Oldenburg (epd). Im Prozess gegen ehemalige Vorgesetzte des Patientenmörders Niels Högel vor dem Oldenburger Landgericht hat sich der psychologische Gutachter äußerst kritisch zu den Zeugenaussagen des früheren Krankenpflegers geäußert. Högel habe eine ausgeprägte narzisstische Störung und verfüge über eine hohe „Lügenkompetenz“, sagte der Berliner Professor für Aussagenpsychologie, Max Steller, am Freitag. Seine Aussagen könnten leicht als wahr interpretiert werden. Darum müssten alle seine Aussagen mit einem großen Fragezeichen versehen werden (Az.: 5 Ks 20/16).
Die „Selbstwerterhöhung und Selbstdienlichkeit“ seien Högel wichtiger als die Wahrheit, sagte Steller. Er sei in der Lage, Lügen spontan anschaulich und glaubhaft auszugestalten, um sich den Gegebenheiten anzupassen. So habe er auf einige Fragen nur geantwortet, um zu gefallen. Als ein Beispiel erinnerte Steller an eine Frage zu Beginn des Prozesses. Högel wurde gefragt, ob er das Urteil aus seinem Mordprozess aus dem Jahr 2019 gelesen habe und welchen Umfang es habe. Högel antwortete, er habe das rund 20 Seiten starke Urteil intensiv durchgearbeitet. Tatsächlich umfasst das Urteil weit mehr als 100 Seiten.

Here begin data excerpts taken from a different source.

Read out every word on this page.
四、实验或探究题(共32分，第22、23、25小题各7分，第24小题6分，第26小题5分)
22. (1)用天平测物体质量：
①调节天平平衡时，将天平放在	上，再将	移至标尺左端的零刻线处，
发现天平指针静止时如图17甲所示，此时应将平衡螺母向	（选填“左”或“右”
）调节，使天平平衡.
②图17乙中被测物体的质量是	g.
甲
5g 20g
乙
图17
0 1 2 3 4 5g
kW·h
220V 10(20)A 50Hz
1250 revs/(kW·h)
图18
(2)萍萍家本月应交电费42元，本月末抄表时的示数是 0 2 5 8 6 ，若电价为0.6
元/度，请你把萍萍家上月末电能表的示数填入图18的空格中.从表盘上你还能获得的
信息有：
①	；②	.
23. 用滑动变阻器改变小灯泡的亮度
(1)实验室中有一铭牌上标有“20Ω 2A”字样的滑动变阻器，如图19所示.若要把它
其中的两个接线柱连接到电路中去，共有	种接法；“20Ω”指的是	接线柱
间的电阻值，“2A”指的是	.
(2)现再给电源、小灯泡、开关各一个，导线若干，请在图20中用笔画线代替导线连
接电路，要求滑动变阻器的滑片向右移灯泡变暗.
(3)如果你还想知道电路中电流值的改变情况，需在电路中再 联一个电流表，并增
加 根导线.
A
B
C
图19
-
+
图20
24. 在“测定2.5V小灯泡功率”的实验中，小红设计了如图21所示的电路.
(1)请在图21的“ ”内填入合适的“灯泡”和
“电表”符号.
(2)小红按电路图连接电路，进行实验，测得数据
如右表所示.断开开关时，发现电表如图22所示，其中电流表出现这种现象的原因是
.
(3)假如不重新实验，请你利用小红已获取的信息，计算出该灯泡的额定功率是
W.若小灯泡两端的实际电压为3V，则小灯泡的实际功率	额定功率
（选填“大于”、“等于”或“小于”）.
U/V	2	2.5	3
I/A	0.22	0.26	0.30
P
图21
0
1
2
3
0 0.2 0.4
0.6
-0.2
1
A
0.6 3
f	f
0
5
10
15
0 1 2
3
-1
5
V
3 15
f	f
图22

Bereits in den vorhergehenden Prozessen habe Högel eine dreistufige Strategie verfolgt. Dem anfänglichen Leugnen und Beteuern der Unschuld seien Erinnerungslücken und abschließend das Eingeständnis dessen gefolgt, was aufgrund von Beweisen nicht mehr zu widerlegen gewesen sei. „Über allen steht seine Selbstdarstellungssucht“, unterstrich der Gutachter. „Richtig und umfassend zu gestehen, geht gegen seine Persönlichkeitsstruktur.“
Darum sei es schwer, zwischen wahren Aussagen, unbewussten Falschaussagen etwa aufgrund von Verwechslungen, und gezielten Lügen zu unterscheiden, sagte Steller. Schließlich müsse die ungewöhnliche Situation des Verfahrens bedacht werden: Mit jedem Eingeständnis könne Högel seine angeklagten Vorgesetzen belasten.

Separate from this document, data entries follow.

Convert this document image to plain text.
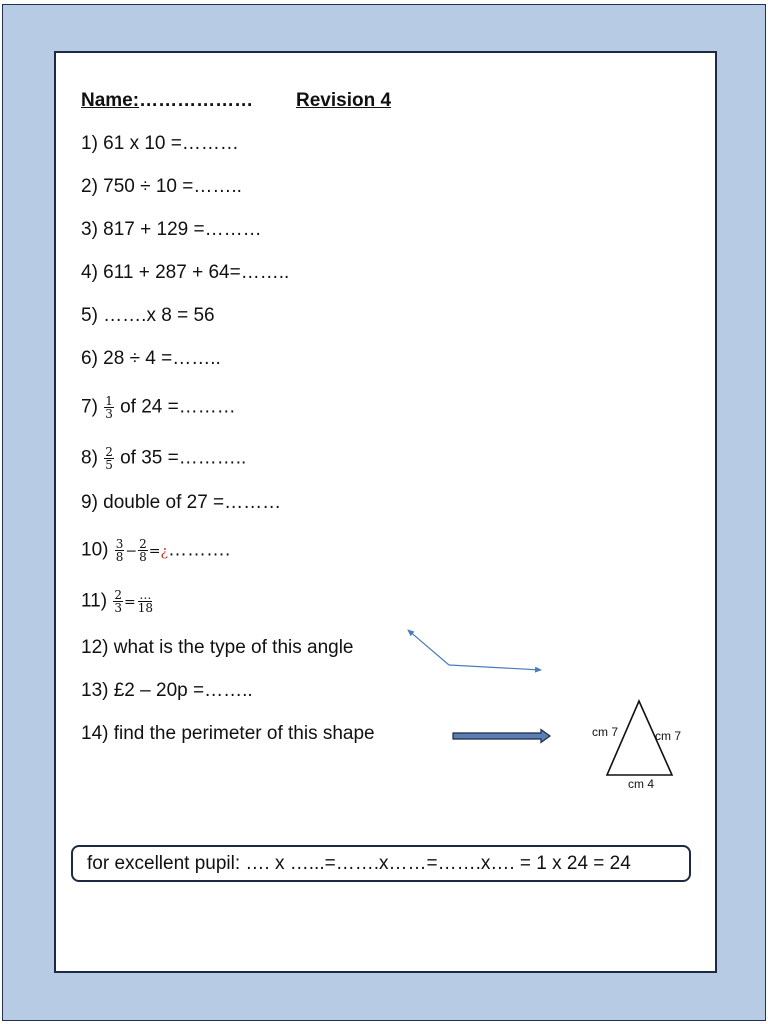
Name:……………… Revision 4
1) 61 x 10 =………
2) 750 ÷ 10 =……..
3) 817 + 129 =………
4) 611 + 287 + 64=……..
5) …….x 8 = 56
6) 28 ÷ 4 =……..
$7) \frac{1}{3}$ of 24 =………
$8) \frac{2}{5}$ of 35 =………..
9) double of 27 =………
$10) \frac{3}{8} - \frac{2}{8}$ =¿……….
$11) \frac{2}{3} = \frac{\dots}{18}$
12) what is the type of this angle
13) £2 – 20p =……..
14) find the perimeter of this shape	cm 7	cm 7
cm 4
for excellent pupil: …. x …...=…….x……=…….x…. = 1 x 24 = 24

Vor Gericht stehen sieben frühere Vorgesetzte Högels. Nach Überzeugung der Staatsanwaltschaft hätten sie dessen Mordtaten mit an „Sicherheit grenzender Wahrscheinlichkeit“ verhindern können. Ihnen sei von bestimmten Zeitpunkten an klar gewesen, dass von Högel eine Gefahr für die Patienten ausgehe. Zur Verhandlung stehen drei Tötungsdelikte in Oldenburg und fünf in Delmenhorst.

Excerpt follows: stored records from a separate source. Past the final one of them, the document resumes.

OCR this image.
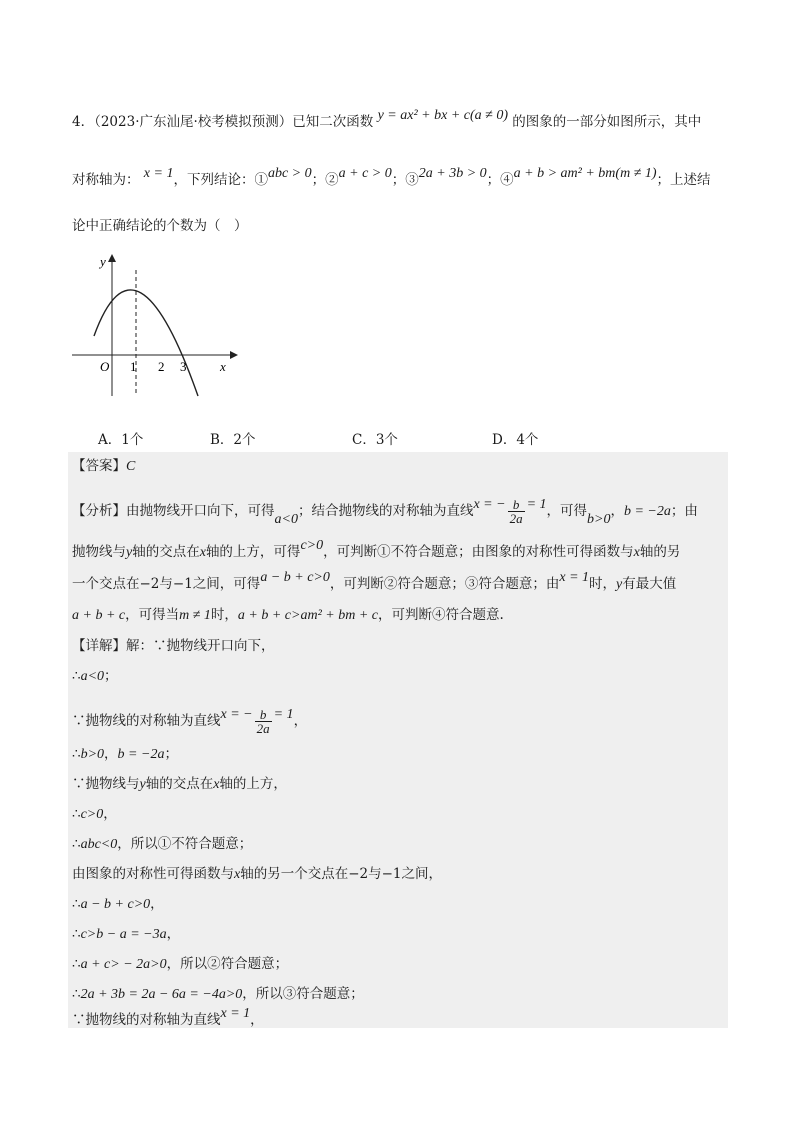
4．（2023·广东汕尾·校考模拟预测）已知二次函数 y = ax² + bx + c(a ≠ 0) 的图象的一部分如图所示，其中
对称轴为： x = 1，下列结论：①abc > 0；②a + c > 0；③2a + 3b > 0；④a + b > am² + bm(m ≠ 1)；上述结
论中正确结论的个数为（　）
y
x
O 1 2 3
A．1个	B．2个	C．3个	D．4个
【答案】C
【分析】由抛物线开口向下，可得a<0；结合抛物线的对称轴为直线x = − $\frac{b}{2a} = 1$，可得b>0，b = −2a；由
抛物线与y轴的交点在x轴的上方，可得c>0，可判断①不符合题意；由图象的对称性可得函数与x轴的另
一个交点在−2与−1之间，可得a − b + c>0，可判断②符合题意；③符合题意；由x = 1时，y有最大值
a + b + c，可得当m ≠ 1时，a + b + c>am² + bm + c，可判断④符合题意.
【详解】解：∵抛物线开口向下，
∴a<0；
∵抛物线的对称轴为直线x = − $\frac{b}{2a} = 1$，
∴b>0，b = −2a；
∵抛物线与y轴的交点在x轴的上方，
∴c>0，
∴abc<0，所以①不符合题意；
由图象的对称性可得函数与x轴的另一个交点在−2与−1之间，
∴a − b + c>0，
∴c>b − a = −3a，
∴a + c> − 2a>0，所以②符合题意；
∴2a + 3b = 2a − 6a = −4a>0，所以③符合题意；
∵抛物线的对称轴为直线x = 1，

Unter den Angeklagten sind Ärzte, Verantwortliche aus der Pflege und ein früherer Geschäftsführer. Ihnen wird Beihilfe zur Tötung durch Unterlassen vorgeworfen. Der Ex-Krankenpfleger Högel war am 6. Juni 2019 vom Oldenburger Landgericht zu einer lebenslangen Haft wegen 85 Morden verurteilt worden. Er hatte Patienten mit Medikamenten vergiftet, um sie anschließend reanimieren zu können. So wollte er als Lebensretter glänzen. Der Prozess wird am 21. April mit der Zeugenaussage des Chefermittlers Arne Schmidt fortgesetzt.